Healthcare relationships are highly personal. If you want to build trust and loyalty, all messages should reflect that sacred relationship. Unfortunately, healthcare organizations send daily messages that are strictly task-driven without regard for the relationship. These communications can include everything from appointment reminders and pre-op instructions, to bills and test results. I would venture to guess that there are probably millions of these messages going out daily. Millions of missed opportunities. When I dug deep to know more on this, I found that several hospitals and clinics have resorted to healthcare app development services as it makes it quite easy to keep track of all the patient files and access them at one’s own convenience. This is a great step towards the betterment of the type of service that is being provided and it’s bound to only get better for the patients and the doctors.
Yesterday I got an appointment reminder for a procedure that provided a great example of a missed opportunity. Here’s the little welcoming love note I received:
Person Appointment Itinerary
Baird, Kristin 04/09/18 8:00 AM <procedure> <medical record number>
Arrive 15 minutes prior to appointment. Bring current insurance information and any applicable copays due.

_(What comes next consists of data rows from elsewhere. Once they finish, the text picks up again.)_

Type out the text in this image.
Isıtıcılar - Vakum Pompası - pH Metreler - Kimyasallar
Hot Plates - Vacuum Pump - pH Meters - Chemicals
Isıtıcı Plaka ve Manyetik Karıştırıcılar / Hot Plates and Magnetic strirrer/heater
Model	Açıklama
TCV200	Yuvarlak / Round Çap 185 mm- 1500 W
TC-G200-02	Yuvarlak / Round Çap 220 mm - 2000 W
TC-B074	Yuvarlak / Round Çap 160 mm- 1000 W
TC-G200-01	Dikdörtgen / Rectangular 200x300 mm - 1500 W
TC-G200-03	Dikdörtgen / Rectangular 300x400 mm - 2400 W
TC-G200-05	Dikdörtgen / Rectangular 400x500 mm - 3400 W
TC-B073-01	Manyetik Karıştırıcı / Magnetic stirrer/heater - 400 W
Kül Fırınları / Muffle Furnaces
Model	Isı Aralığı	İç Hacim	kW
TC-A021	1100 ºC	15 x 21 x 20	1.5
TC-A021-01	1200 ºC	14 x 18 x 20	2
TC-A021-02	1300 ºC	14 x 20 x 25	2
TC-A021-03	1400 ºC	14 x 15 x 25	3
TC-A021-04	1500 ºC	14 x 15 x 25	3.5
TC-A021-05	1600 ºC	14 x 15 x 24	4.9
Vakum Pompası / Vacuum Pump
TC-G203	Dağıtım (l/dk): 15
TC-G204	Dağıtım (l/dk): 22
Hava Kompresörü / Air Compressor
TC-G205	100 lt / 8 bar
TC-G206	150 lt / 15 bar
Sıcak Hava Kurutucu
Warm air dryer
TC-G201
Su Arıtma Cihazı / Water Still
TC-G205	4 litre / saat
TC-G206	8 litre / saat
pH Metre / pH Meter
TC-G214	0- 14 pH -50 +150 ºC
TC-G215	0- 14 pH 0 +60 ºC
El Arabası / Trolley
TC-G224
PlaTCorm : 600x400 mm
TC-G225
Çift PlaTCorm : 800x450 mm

You may be asked to reschedule if you arrive past your scheduled time.
Come with the ability to give a urine specimen.
Did it get the job done? Certainly, if you only want to ensure I show up on time with my credit card and a full bladder. What did the provider miss? Any indication that they know me, care about me, and value our relationship. It seemed like the message was strictly transactional and not personal.
Marketing departments can spend millions of dollars on branding strategy, advertising and communication. The messages are carefully crafted to build image and manage the organization’s reputation. When lab, registration and the business office send out misaligned messages, the hard work of marketing departments unravels.
Your patient experience is NOT just what occurs within the four walls of your hospitals and medical practices. Likewise it includes all the messages that touch your patients. Look at how various departments communicate. Do all your written messages align with the brand? Furthermore, do they support the type of patient experience you want to foster?